Así que en esencia y en apariencia, estamos ante una adaptación innegablemente fiel. La historia del cobarde Lester Ballard, hombre muerto andante y chiflado asocial en una América ácrata que ha decidido repudiarlo es casi la misma que la que planteó el viejo Cormac. Franco aprehende sus formas apocalípticas y repite sus personajes y situaciones hasta casi el final del relato en un esmerado fresco encuadrado en la pestilencia del gótico americano. Child of God es sucia, directa e ilustra lo que allá ya era plenamente vívido: la rutina de ese salvaje que come, caza, folla como un animal y sigue Dios sabe qué sistema de reglas que se entrevén ordenadas en virtud de algún remoto principio divino medio olvidado. Lester Ballard es esa figura tan presente en la literatura norteamericana, el tipo emocionalmente incapacitado que asume las formas simbólicas de una sociedad que no sabe comunicarse, que sólo sabe matar y violar pero que probablemente terminará muriendo a hierro. Todo ello en una especie de drama campestre con un fuerte aroma a thriller rural desesperado movido por las actividades criminales de su protagonista: Ballard asesina, Ballard caza, Ballard come, Ballard viola y se convierte en inevitable forajido, pasto de la turba.
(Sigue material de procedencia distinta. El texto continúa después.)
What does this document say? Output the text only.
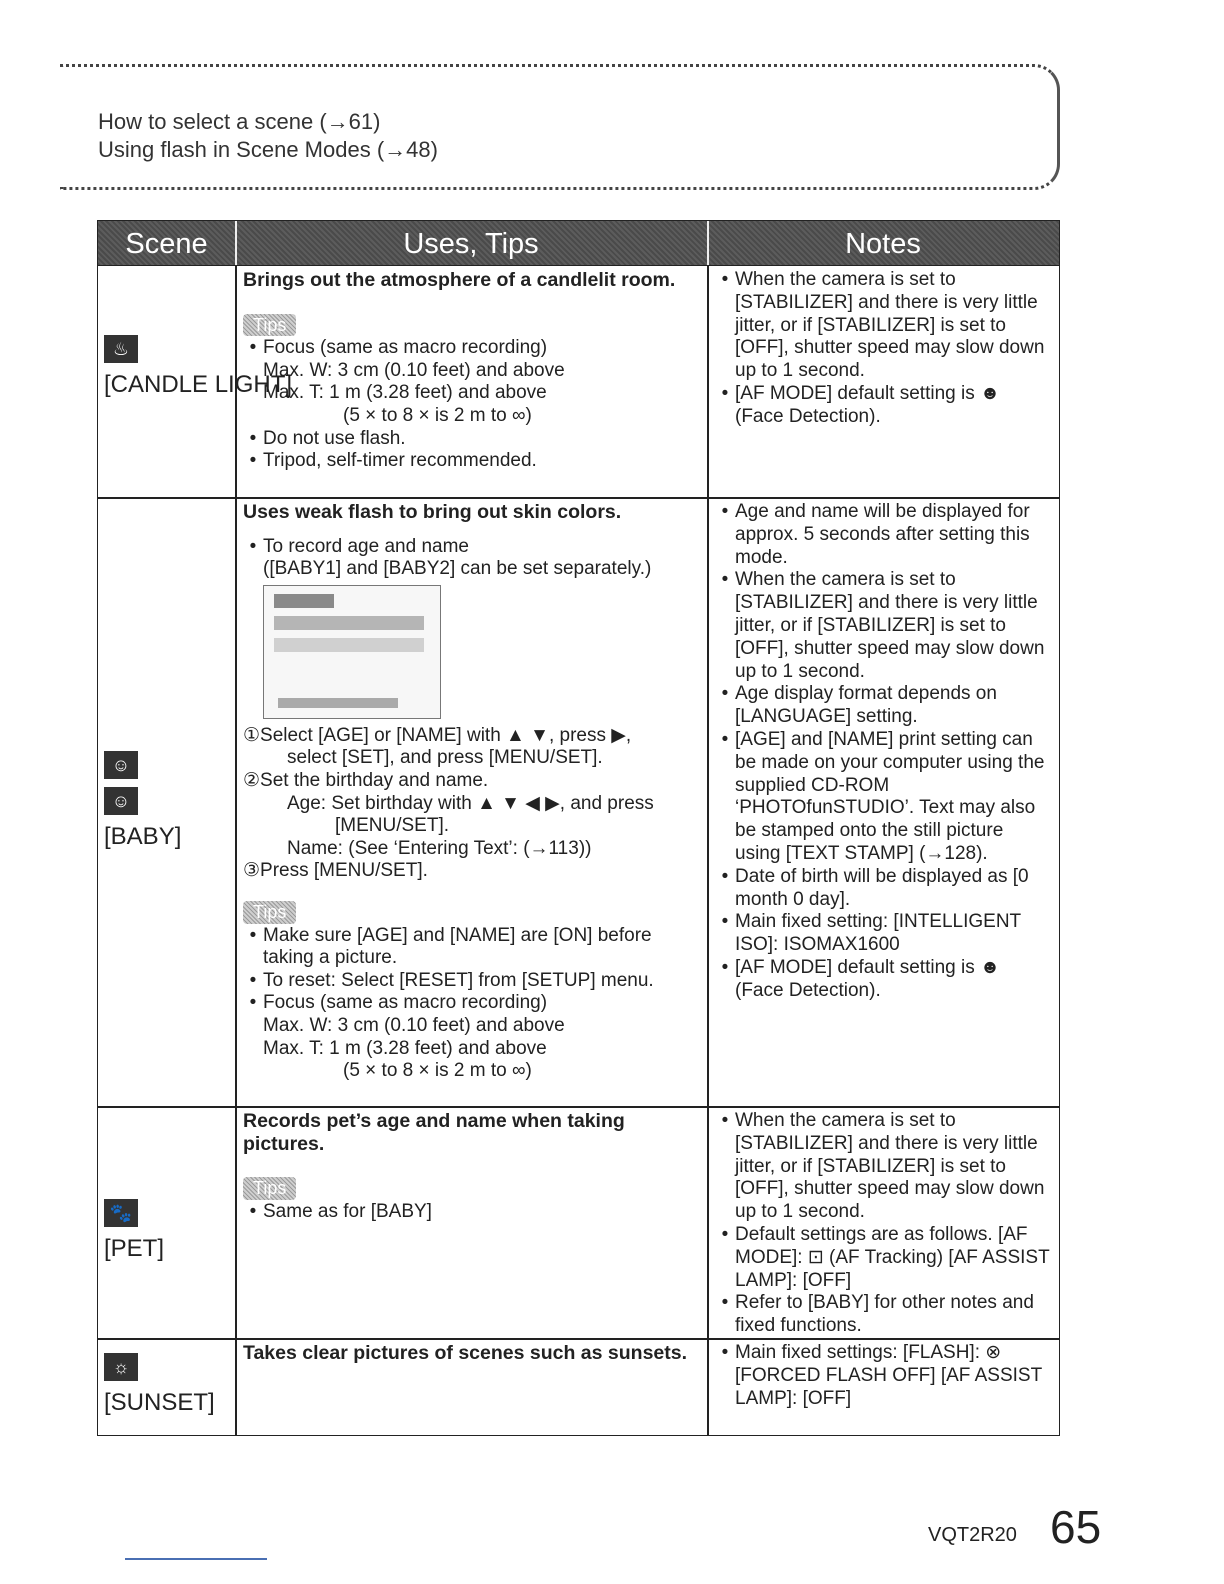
How to select a scene (→61)
Using flash in Scene Modes (→48)
Scene	Uses, Tips	Notes
♨
[CANDLE LIGHT]
Brings out the atmosphere of a candlelit room.
Tips
• Focus (same as macro recording)
Max. W: 3 cm (0.10 feet) and above
Max. T: 1 m (3.28 feet) and above
(5 × to 8 × is 2 m to ∞)
• Do not use flash.
• Tripod, self-timer recommended.
• When the camera is set to [STABILIZER] and there is very little jitter, or if [STABILIZER] is set to [OFF], shutter speed may slow down up to 1 second.
• [AF MODE] default setting is ☻ (Face Detection).
☺
☺
[BABY]
Uses weak flash to bring out skin colors.
• To record age and name
([BABY1] and [BABY2] can be set separately.)
①Select [AGE] or [NAME] with ▲ ▼, press ▶,
select [SET], and press [MENU/SET].
②Set the birthday and name.
Age: Set birthday with ▲ ▼ ◀ ▶, and press
[MENU/SET].
Name: (See ‘Entering Text’: (→113))
③Press [MENU/SET].
Tips
• Make sure [AGE] and [NAME] are [ON] before taking a picture.
• To reset: Select [RESET] from [SETUP] menu.
• Focus (same as macro recording)
Max. W: 3 cm (0.10 feet) and above
Max. T: 1 m (3.28 feet) and above
(5 × to 8 × is 2 m to ∞)
• Age and name will be displayed for approx. 5 seconds after setting this mode.
• When the camera is set to [STABILIZER] and there is very little jitter, or if [STABILIZER] is set to [OFF], shutter speed may slow down up to 1 second.
• Age display format depends on [LANGUAGE] setting.
• [AGE] and [NAME] print setting can be made on your computer using the supplied CD-ROM ‘PHOTOfunSTUDIO’. Text may also be stamped onto the still picture using [TEXT STAMP] (→128).
• Date of birth will be displayed as [0 month 0 day].
• Main fixed setting: [INTELLIGENT ISO]: ISOMAX1600
• [AF MODE] default setting is ☻ (Face Detection).
🐾
[PET]
Records pet’s age and name when taking pictures.
Tips
• Same as for [BABY]
• When the camera is set to [STABILIZER] and there is very little jitter, or if [STABILIZER] is set to [OFF], shutter speed may slow down up to 1 second.
• Default settings are as follows. [AF MODE]: ⊡ (AF Tracking) [AF ASSIST LAMP]: [OFF]
• Refer to [BABY] for other notes and fixed functions.
☼
[SUNSET]
Takes clear pictures of scenes such as sunsets.
•	Main fixed settings: [FLASH]: ⊗ [FORCED FLASH OFF] [AF ASSIST LAMP]: [OFF]
VQT2R20 65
Banda sonora de rudimentario bluegrass. Caminos polvorientos que se convierten al rocío en senderos embarrados. Caravanas de coches herrumbrosos en los que alguien se entretiene siempre tocando un banjo. Fuego, y piedra, y cielos sin luna, y conejos desollados. Esforzada adaptación, en fin, que tiene su principal bastión en la figura del actor Scott Haze, arrollador protagonista casi absoluto en una interpretación sincera y bruta. El problema es que a pesar de funcionar en un plano narrativo, a pesar de que el realizador toma para si, e incluso recita al pie de la letra, algunas de líneas del texto de referencia, el resultado es un tanto rutinario y casi nunca añade un plus de fuerza o lirismo a lo ya leído o a lo ya visto en otras películas de temática y objetivos similares. Child of God tiene suciedad y asfixia, pero va un tanto falta de nervio, inventiva, desafío y auténtico peligro. Sí, a menos que la cosa vaya a más y le dé por intentar adaptar al David Foster Wallace de La broma infinita, James Franco está empezando a posicionarse como un director joven al que tener en cuenta. Pero lo difícil viene ahora: ya veremos si entre tantas aspiraciones elevadas logra encontrar una voz propia.